In cementless THA the incidence of intraoperative fracture has been reported to be as high 28% [1]. To mitigate these surgical complications, investigators have explored vibro-acoustic techniques for identifying fracture [2–5]. These methods, however, must be simple, efficient, and robust as well as integrate with workflow and sterility. Early work suggests an energy-based method using inexpensive sensors can detect fracture and appears robust to variability in striking conditions [4–5]. The orthopaedic community is also considering powered impaction as another way to minimize the risk of fracture [6– 8], yet the authors are unaware of attempts to provide sensor feedback perhaps due to challenges from the noise and vibrations generated during powered impaction. Therefore, this study tests the hypothesis that vibration frequency analysis from an accelerometer mounted on a powered impactor coupled to a seated femoral broach can be used to distinguish between intact and fractured bone states.

Methods

Two femoral Sawbones (Sawbones AB Europe, SKU 1121) were prepared using standard surgical technique up to a size 4 broach (Summit, Depuy Synthes). One sawbone remained intact, while a calcar fracture approximately 40mm in length was introduced into the other sawbone. Broaching was performed with a commercially available pneumatic broaching system (Woodpecker) for approximately 4 secs per test (40 impactions/sec) with hand-held support. Tests were repeated 3 times for fractured and intact groups as well as a ‘control’ condition with the broach handle in mid-air (ie not inserted into the sawbone).
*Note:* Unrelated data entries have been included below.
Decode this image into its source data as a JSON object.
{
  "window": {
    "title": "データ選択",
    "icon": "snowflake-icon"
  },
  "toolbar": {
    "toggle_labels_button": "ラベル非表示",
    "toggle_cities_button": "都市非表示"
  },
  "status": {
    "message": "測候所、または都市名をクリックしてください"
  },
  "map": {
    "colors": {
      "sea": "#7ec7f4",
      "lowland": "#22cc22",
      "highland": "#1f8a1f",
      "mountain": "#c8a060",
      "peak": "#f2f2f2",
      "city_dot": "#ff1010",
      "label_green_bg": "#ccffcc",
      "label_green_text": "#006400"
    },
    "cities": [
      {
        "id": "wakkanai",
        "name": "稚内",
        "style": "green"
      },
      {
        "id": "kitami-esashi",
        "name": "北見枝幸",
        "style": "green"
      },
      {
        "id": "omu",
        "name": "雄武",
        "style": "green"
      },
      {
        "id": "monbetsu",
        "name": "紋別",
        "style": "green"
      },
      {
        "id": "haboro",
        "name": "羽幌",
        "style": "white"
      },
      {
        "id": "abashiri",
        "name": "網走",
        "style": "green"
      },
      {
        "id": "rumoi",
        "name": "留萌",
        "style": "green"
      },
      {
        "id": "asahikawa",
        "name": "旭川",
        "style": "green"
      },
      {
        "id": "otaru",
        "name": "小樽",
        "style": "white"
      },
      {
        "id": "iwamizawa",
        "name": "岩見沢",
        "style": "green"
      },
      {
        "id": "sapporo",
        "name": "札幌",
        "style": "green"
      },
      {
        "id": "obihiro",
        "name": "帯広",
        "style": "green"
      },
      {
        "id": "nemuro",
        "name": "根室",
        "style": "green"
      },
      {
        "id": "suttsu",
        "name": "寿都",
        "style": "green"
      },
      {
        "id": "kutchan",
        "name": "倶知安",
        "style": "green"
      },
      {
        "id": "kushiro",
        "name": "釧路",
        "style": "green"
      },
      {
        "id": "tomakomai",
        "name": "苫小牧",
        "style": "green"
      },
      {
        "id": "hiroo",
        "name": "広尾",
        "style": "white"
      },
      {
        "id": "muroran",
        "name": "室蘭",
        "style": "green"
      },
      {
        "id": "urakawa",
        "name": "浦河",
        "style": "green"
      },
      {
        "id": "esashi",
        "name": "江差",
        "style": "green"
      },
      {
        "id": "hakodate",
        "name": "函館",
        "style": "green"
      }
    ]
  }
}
Two accelerometers (PCB M353B18) positioned on the femoral condyle and the Woodpecker impactor captured vibration data from bone-broach-impactor system (Fig1).

Frequency analysis from impaction strikes were postprocessed (Labview). A spectrogram and area under FFT (AUFFT) [4] were analysed for comparisons between fractured and intact bone groups using a nested ANOVA.

Results

Vibration frequency patterns between respective groups were best observed using an accelerometer positioned on the impaction device rather than on a sawbone (fig1). Qualitative assessment revealed that spectrograms showed no obvious difference for characteristic vibration frequencies between intact and fractured bone groups. A frequency signal at approximately 10kHz was absent for control impactions but present with bone impactions (Fig2). Quantitative assessment revealed AU-FFT was noticeably higher for intact bone groups than fractured bone groups for sampled impactions using a nested experimental design for statistics (p=0.11).

Discussion

Our pilot study demonstrates that application of powered impaction combined with vibration frequency analysis has the potential to distinguish between an intact and fractured sawbone in a way that minimises instrumentation footprint and complexity of workflow in OR with a new generation of impaction device targeted at reducing and detecting bone fractures. Further investigation should validate these methods by evaluating the variation with sawbones and simulated bone fractures.